Die längste und eine der ältesten Straßen Kubas – Calle Obispo – solltest du auch gesehen haben. Dort findest du eine Vielzahl an Geschäften und Bars und kannst Leute aus verschiedensten Kulturen kennenlernen.

Die besten Ausflüge auf Kuba: Verlasse die touristischen Routen

Havanna und Varadero sind zwar die bekanntesten Orte der Insel – Kuba hat aber auch noch weitere besondere Plätze abseits der typisch touristischen Ziele zu bieten. Matanzas verzaubert beispielsweise mit seinem kubanischen Flair, der in allen Ecken der Stadt zu spüren ist. Die Tänze Danzón und Rumba haben hier ihren Ursprung. Ein ähnliches Gefühl versprüht Trinidad mit seinem kostbaren Kolonialerbe. Die Besonderheit der Stadt Cienfuegos ist die neoklassische, französische Kunst und Architektur in kunstvollem Einklang mit urbanen Elementen. Einen Gegensatz dazu bietet Camagüey – die rote Stadt, die aus Ton und Schlamm erbaut wurde. Spätestens jetzt ist klar: Kuba hält für jeden Besucher Highlights bereit.

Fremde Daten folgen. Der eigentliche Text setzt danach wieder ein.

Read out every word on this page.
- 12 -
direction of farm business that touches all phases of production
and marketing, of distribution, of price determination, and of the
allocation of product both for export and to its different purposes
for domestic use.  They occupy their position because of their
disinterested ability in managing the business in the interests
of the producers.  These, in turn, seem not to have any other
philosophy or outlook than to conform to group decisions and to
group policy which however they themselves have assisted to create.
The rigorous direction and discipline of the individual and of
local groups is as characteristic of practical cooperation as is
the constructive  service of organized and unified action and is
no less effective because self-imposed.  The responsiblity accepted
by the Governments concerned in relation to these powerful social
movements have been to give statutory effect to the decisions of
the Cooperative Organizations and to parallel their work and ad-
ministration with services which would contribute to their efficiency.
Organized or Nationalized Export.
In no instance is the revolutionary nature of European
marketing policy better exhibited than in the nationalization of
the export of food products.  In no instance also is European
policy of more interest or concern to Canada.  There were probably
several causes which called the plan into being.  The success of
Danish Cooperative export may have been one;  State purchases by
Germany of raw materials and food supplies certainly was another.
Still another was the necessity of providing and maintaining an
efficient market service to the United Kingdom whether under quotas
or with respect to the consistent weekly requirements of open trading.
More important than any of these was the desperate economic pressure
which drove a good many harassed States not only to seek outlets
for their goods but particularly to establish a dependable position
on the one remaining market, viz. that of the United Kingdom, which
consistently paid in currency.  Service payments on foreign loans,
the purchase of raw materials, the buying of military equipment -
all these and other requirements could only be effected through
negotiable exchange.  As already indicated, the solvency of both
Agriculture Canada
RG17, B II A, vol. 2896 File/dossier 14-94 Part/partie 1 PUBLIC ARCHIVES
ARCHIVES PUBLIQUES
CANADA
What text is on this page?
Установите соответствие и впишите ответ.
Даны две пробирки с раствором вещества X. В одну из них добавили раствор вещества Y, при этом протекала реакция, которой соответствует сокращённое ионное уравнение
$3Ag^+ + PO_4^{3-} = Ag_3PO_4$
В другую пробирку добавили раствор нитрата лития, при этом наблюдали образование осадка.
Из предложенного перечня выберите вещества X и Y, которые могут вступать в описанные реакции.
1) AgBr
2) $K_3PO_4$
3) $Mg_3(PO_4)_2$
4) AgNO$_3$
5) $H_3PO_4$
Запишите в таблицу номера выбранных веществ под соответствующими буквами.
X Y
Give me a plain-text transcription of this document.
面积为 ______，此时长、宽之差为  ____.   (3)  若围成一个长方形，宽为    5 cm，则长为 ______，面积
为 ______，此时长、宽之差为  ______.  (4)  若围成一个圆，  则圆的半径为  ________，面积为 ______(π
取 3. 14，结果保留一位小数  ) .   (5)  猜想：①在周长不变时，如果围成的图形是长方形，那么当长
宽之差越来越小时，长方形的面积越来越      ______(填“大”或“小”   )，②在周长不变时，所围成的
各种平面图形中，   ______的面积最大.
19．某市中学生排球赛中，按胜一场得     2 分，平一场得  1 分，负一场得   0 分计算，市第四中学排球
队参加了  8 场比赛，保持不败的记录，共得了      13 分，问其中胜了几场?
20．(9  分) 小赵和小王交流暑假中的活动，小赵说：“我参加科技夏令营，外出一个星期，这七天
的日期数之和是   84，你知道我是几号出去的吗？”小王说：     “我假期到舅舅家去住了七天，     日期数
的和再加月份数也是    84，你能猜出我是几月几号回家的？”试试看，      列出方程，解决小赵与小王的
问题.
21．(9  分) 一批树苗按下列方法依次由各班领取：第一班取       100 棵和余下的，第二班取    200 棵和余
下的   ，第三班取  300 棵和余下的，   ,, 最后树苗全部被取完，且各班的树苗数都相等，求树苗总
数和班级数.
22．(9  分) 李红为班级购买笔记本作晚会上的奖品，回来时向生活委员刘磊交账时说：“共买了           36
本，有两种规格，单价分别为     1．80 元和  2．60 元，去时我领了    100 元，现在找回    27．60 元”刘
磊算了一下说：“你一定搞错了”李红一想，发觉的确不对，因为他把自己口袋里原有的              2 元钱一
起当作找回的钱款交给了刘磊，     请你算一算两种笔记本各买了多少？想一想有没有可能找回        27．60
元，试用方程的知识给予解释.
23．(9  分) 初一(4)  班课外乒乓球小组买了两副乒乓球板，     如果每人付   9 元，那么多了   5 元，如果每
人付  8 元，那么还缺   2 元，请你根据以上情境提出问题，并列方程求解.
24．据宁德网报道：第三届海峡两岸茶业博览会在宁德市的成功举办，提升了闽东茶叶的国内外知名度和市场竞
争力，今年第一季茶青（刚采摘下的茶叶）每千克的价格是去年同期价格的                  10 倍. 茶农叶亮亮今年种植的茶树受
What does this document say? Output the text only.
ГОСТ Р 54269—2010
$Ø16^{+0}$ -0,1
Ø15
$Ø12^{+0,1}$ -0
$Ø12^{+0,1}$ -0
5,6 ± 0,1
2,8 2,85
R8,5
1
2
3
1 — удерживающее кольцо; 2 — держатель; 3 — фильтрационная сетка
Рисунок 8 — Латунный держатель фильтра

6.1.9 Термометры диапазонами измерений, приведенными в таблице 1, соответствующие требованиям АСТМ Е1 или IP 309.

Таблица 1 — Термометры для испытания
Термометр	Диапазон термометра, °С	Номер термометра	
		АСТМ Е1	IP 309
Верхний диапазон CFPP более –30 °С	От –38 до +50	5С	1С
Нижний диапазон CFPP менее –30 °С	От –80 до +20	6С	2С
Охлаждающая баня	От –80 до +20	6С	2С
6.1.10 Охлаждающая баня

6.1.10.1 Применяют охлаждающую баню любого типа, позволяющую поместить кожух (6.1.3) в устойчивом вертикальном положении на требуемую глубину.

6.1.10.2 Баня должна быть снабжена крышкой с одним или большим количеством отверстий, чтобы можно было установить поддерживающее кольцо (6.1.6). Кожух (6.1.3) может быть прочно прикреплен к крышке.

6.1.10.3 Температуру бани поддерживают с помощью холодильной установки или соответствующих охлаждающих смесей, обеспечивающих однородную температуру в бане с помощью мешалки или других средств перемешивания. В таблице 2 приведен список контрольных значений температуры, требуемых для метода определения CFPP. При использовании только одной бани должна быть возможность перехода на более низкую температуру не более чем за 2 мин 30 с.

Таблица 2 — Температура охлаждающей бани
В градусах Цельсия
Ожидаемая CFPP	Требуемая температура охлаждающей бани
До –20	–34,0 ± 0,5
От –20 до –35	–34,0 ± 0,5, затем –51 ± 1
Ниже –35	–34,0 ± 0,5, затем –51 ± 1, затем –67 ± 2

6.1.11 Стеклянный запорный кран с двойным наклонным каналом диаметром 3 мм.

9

Coast to Coast: Ein Roadtrip durch Kuba

Ein Roadtrip ist nicht nur durch Europa oder durch die USA möglich, auch Kuba kannst du von Osten nach Westen durchqueren. Auf dieser Reise wirst du die folgenden fünf Orte kennen und lieben lernen.

Viñales

Viñales ist der perfekte Startpunkt, um das wahre, authentische Kuba zu erleben. Dieser Ort liegt westlich der Hauptstadt. Die kleine Stadt der Provinz Pinal del Rio verzaubert mit ihren traditionellen Restaurants, der Kirche „Iglesia del Sagrado Corazón“ und den besonderen Märkten. Vergiss nicht einen typisch kubanischen Cocktail wie Cuba Libre oder Mojito zu probieren bevor du dich am nächsten Tag auf den Weg nach Soroa machst!

Soroa und Las Terrazas

„Kubas Regenbogen“ – so wird das Gebiet rund um Soroa genannt. Warum? Aufgrund der hohen jährlichen Niederschlagsmenge wachsen dort reichlich hohe Bäume und Orchideen. Soroa liegt perfekt zwischen Viñales und Havanna, ist aber deutlich weniger von Touristen besucht. Auch eignet sich die Gegend für Fahrradtouren: von Soroa könntest du beispielsweise weiter zu Las Terrazas fahren, ein wunderschönes Öko-Dorf das UNESCO Biosphärenreservat ist. Dort befindet sich die erste Kaffeeplantage des Landes, viel Kunst und ein kleiner See – der Lago San Juan. Hier kannst du wandern, dich entspannen oder beim Birdwatching exotische Vögel beobachten. Wenn du wieder in Soroa bist und immer noch Lust auf Natur hast, kannst du verschiedene Wasserfälle besuchen und dem Geräusch des herunter prasselnden Wassers lauschen.

Sancti Spíritus

Östlich des natürlichen Paradieses liegt Sancti Spíritus. Dies ist sowohl der Name des Bundeslandes, in dem Trinidad liegt, als auch die Bezeichnung eines kleinen aber feinen Dorfs, welches hauptsächlich als Durchreiseort bekannt ist. Doch der Ort bietet mehr als nur eine gute Route. Durch seine Architektur und Geschichte ist der Ort auf jeden Fall einen Zwischenstopp wert. Außerdem zählt er zu den sieben ersten Städten der Insel. In unmittelbarer Umgebung befindet sich außerdem das Naturreservoir Lomas de Banao. Der Park bietet Möglichkeit für Wanderungen und Übernachtungen in kleinen Hütten. Der Wasserfall Cascada de Bella ist ein Highlight des Reservoirs.

Baracoa

An der Westküste angekommen, befindet sich ein weiterer paradiesischer Ort: Baracoa. Erst seit den 60er Jahren ist dieses Gebiet zugänglich, da es dort davor keine Straßen gab. Umgeben von der Sierra del Purial Gebirgskette, liegt die „Ciudad Primada“ in der Provinz Guantánamo. Dort findest du eine wunderbare Mischung an verschiedensten Aktivitäten: Wanderungen oder Fahrradtouren entlang der Küste und ein toller Meeresblick wenn du am Gipfel angekommen bist – das erwartet dich in Baracoa. Im Vergleich zu Varadero ist dieser Ort noch unentdeckter und nur wenige Touristen verirren sich dort hin. Hier ist also die perfekte Destination um zur Ruhe zu kommen und die Seele baumeln zu lassen. Das Gebiet ist außerdem für seinen Kaffee- und Kakaoanbau bekannt. Die traditionellen Läden bieten dir die Möglichkeit dich durch die verschiedensten Schokoladen- und Kaffeesorten zu probieren.

Worauf wartest du also noch? Auf nach Kuba!!!